[89] Путём их страданий и побед — были возможны победы и достижения следующего поколения.
Современные англичане являются неотъемлемой частью этого процесса, и для того, чтобы понять, почему достижения нашей викторианской эпохи будут поучительны для нас, мы должны понимать что происходило тогда.
За исключением множества крошечных, между Викторианской Англией и Россией (или Китаем) существовало одно большое отличие.
Британская нация имеет несколько источников социальной разнородности, диссидентства и демонстрации обществу разных образов действий и понимания. Религия была очень разнообразна: начиная от Баптисткой церкви и дома для встреч квакеров и заканчивая католическим собором и синагогой с её странно одетыми прихожанами, один из которой может оказаться вашим адвокатом и бухгалтером. В России и Польше случались погромы (в частности в конце девятнадцатого века), в Англии же были только пошлины. Даже в английских тюрьмах были уважаемы разнообразные религиозные обряды, возможно даже больше в отношении нарушений, чем практики, хотя теория была хорошо известна, и поощрялось (если не предписывалось) соблюдение закона. Существовала свобода слова, мысли и дела. После Второй Мировой войны и победа над нацизмом великой ценой, когда Лондон всё ещё находился в руинах, а продовольствие было нормированным, сэр Освальд Мосли был известным фашистом, чей отряд чернорубашечников отправился в Ист Энд для пропаганды расистских взглядов. Джек участвовал в уличных столкновениях с ними примерно раз в месяц. Он был доволен, что их ужасные речи были разрешены законом. В США или России Мосли соответственно отправили бы за решетку или избрали президентом. Таков был контекст более чем принятой неоднородности и разницы. И он был частью традиции, восходящей к Викторианской эпохе.

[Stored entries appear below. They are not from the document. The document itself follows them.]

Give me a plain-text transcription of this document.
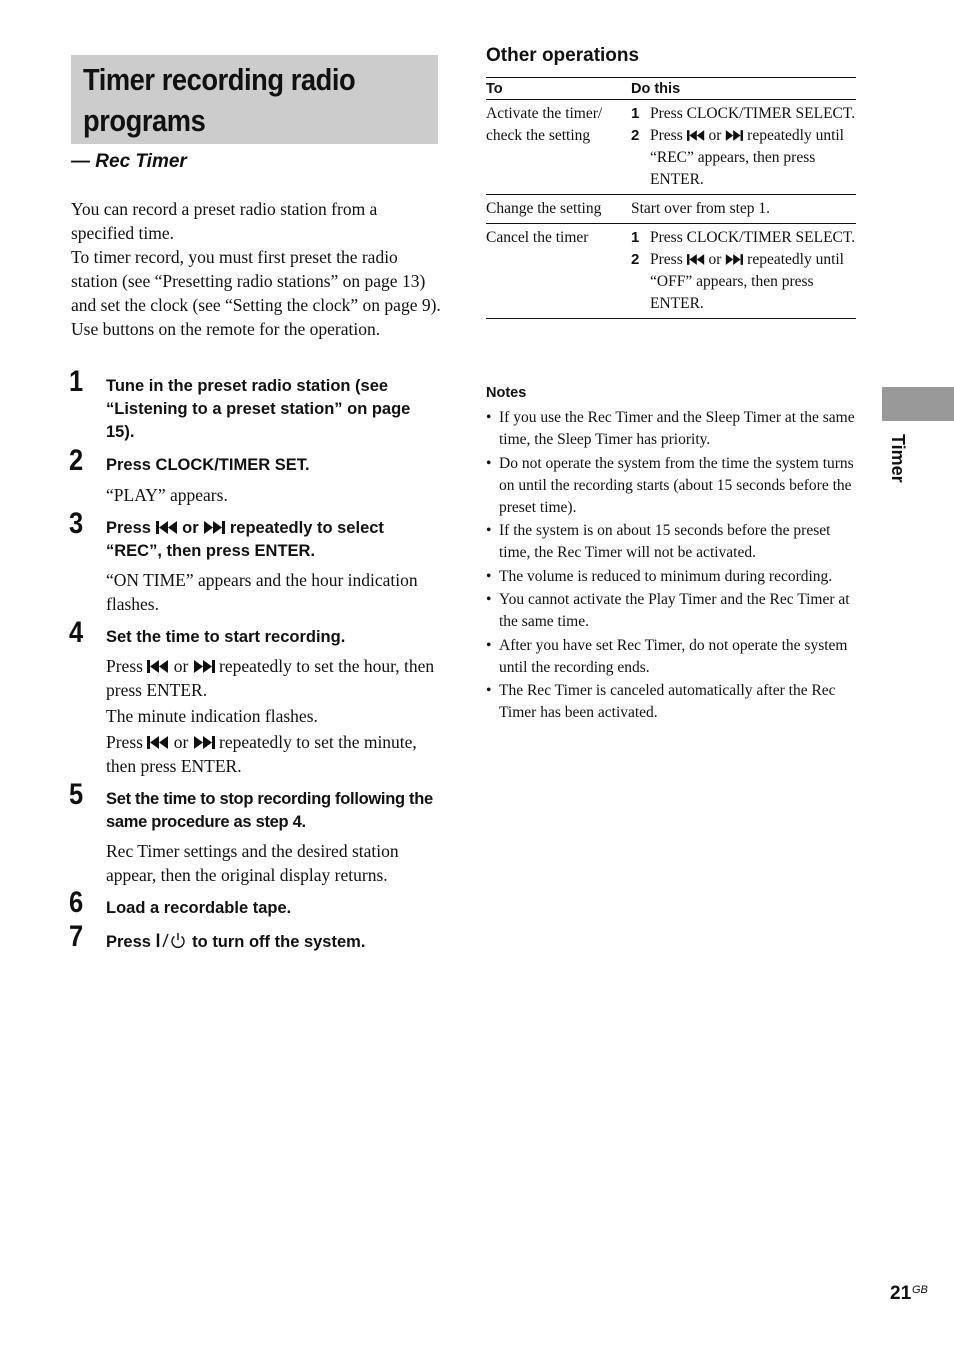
Timer recording radio
programs
— Rec Timer

You can record a preset radio station from a specified time.

To timer record, you must first preset the radio station (see “Presetting radio stations” on page 13) and set the clock (see “Setting the clock” on page 9).

Use buttons on the remote for the operation.

1 Tune in the preset radio station (see “Listening to a preset station” on page 15).
2 Press CLOCK/TIMER SET.

“PLAY” appears.

3 Press or repeatedly to select “REC”, then press ENTER.

“ON TIME” appears and the hour indication flashes.

4 Set the time to start recording.

Press or repeatedly to set the hour, then press ENTER.

The minute indication flashes.

Press or repeatedly to set the minute, then press ENTER.

5 Set the time to stop recording following the same procedure as step 4.

Rec Timer settings and the desired station appear, then the original display returns.

6 Load a recordable tape.
7 Press to turn off the system.
Other operations
To	Do this
Activate the timer/ check the setting	1 Press CLOCK/TIMER SELECT.
2 Press or repeatedly until “REC” appears, then press ENTER.

Change the setting	Start over from step 1.
Cancel the timer	1 Press CLOCK/TIMER SELECT.
2 Press or repeatedly until “OFF” appears, then press ENTER.
Notes
• If you use the Rec Timer and the Sleep Timer at the same time, the Sleep Timer has priority.
• Do not operate the system from the time the system turns on until the recording starts (about 15 seconds before the preset time).
• If the system is on about 15 seconds before the preset time, the Rec Timer will not be activated.
• The volume is reduced to minimum during recording.
• You cannot activate the Play Timer and the Rec Timer at the same time.
• After you have set Rec Timer, do not operate the system until the recording ends.
• The Rec Timer is canceled automatically after the Rec Timer has been activated.
Timer
21 GB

Большое различие, которое сделало Викторианскую Англию такой успешной, само по себе рекурсивно способствовало всем историям успеха, и благодаря разрозненному характеру этих успехов, таких как квакеры, железные дороги, прекрасные мосты, меньшее количество голодающих детей, успехов в лечении некоторых болезней, само по себе было окружающей средой и контекстом, который обеспечивал разницу.
Для особенно наивного вида историков было модно указывать на социальный контекст научных теорий, и утверждать что из этого следует что наука социально обусловлена. По той же причине утверждается, что в подобных источниках отрицается авторитетность науки, а поэтому её истины следуют социальным соглашениям.

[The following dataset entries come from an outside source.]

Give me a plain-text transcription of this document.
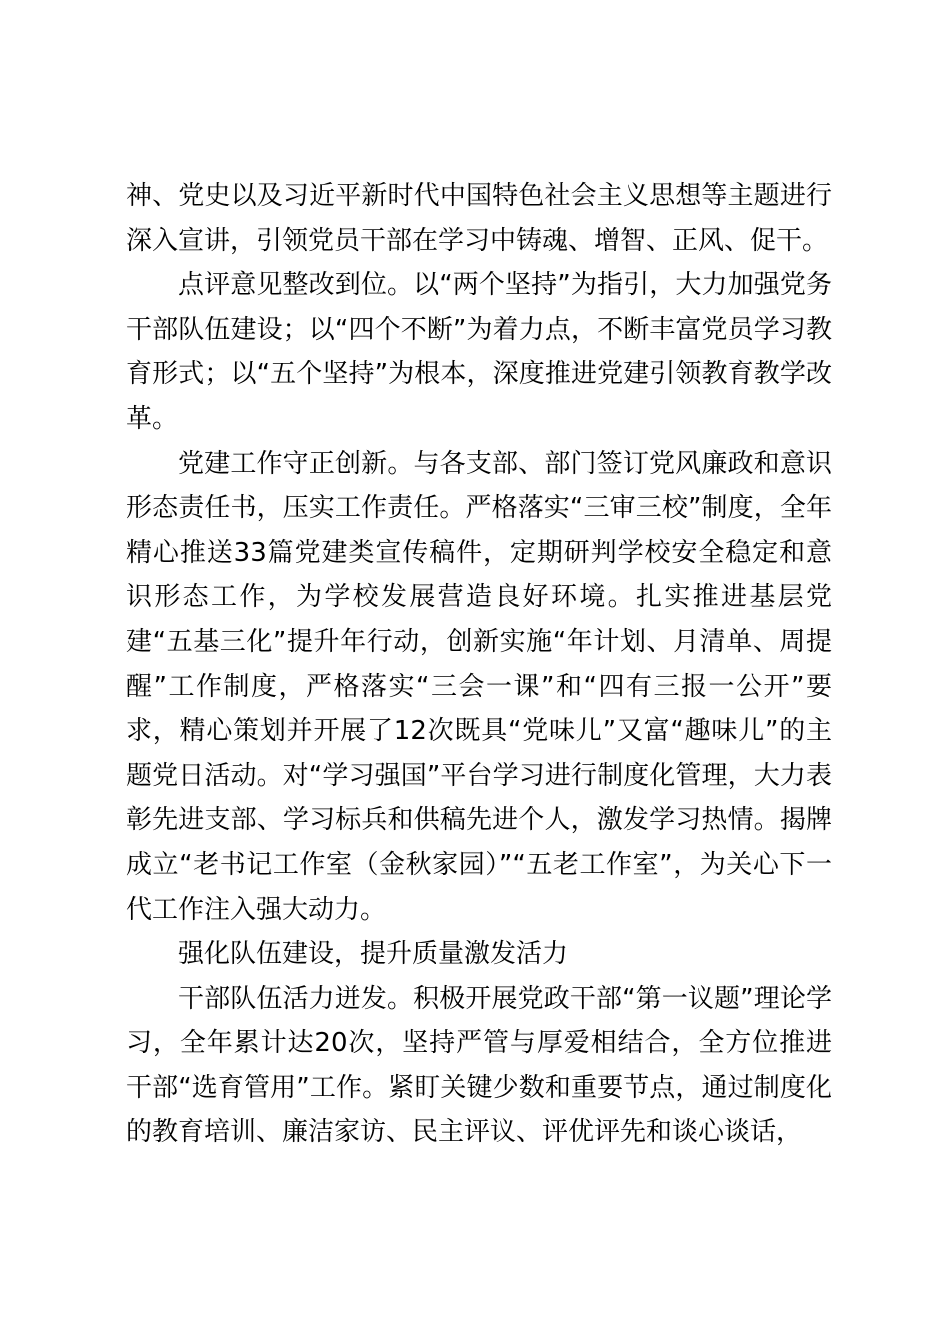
神、党史以及习近平新时代中国特色社会主义思想等主题进行深入宣讲，引领党员干部在学习中铸魂、增智、正风、促干。

点评意见整改到位。以“两个坚持”为指引，大力加强党务干部队伍建设；以“四个不断”为着力点，不断丰富党员学习教育形式；以“五个坚持”为根本，深度推进党建引领教育教学改革。

党建工作守正创新。与各支部、部门签订党风廉政和意识形态责任书，压实工作责任。严格落实“三审三校”制度，全年精心推送33篇党建类宣传稿件，定期研判学校安全稳定和意识形态工作，为学校发展营造良好环境。扎实推进基层党建“五基三化”提升年行动，创新实施“年计划、月清单、周提醒”工作制度，严格落实“三会一课”和“四有三报一公开”要求，精心策划并开展了12次既具“党味儿”又富“趣味儿”的主题党日活动。对“学习强国”平台学习进行制度化管理，大力表彰先进支部、学习标兵和供稿先进个人，激发学习热情。揭牌成立“老书记工作室（金秋家园）”“五老工作室”，为关心下一代工作注入强大动力。

强化队伍建设，提升质量激发活力

干部队伍活力迸发。积极开展党政干部“第一议题”理论学习，全年累计达20次，坚持严管与厚爱相结合，全方位推进干部“选育管用”工作。紧盯关键少数和重要节点，通过制度化的教育培训、廉洁家访、民主评议、评优评先和谈心谈话，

Эволюционисты Викторианской эпохи являются точным опровержением таких взглядов.
К примеру, Уоллес родился в бедной семье, некоторое время был учеником часовых дел мастера (очевидно добиться этого было поручено одному из наших волшебников), а затем стал успешным (но неимущим) агентом по продаже земельных участков, а после более успешным ловцом диких животных и коллекционером растений. Ему не удалось заработать достаточно денег, чтобы оказаться в верхних слоях среднего класса, хотя его звезда загорелась одновременно со звездой Дарвина.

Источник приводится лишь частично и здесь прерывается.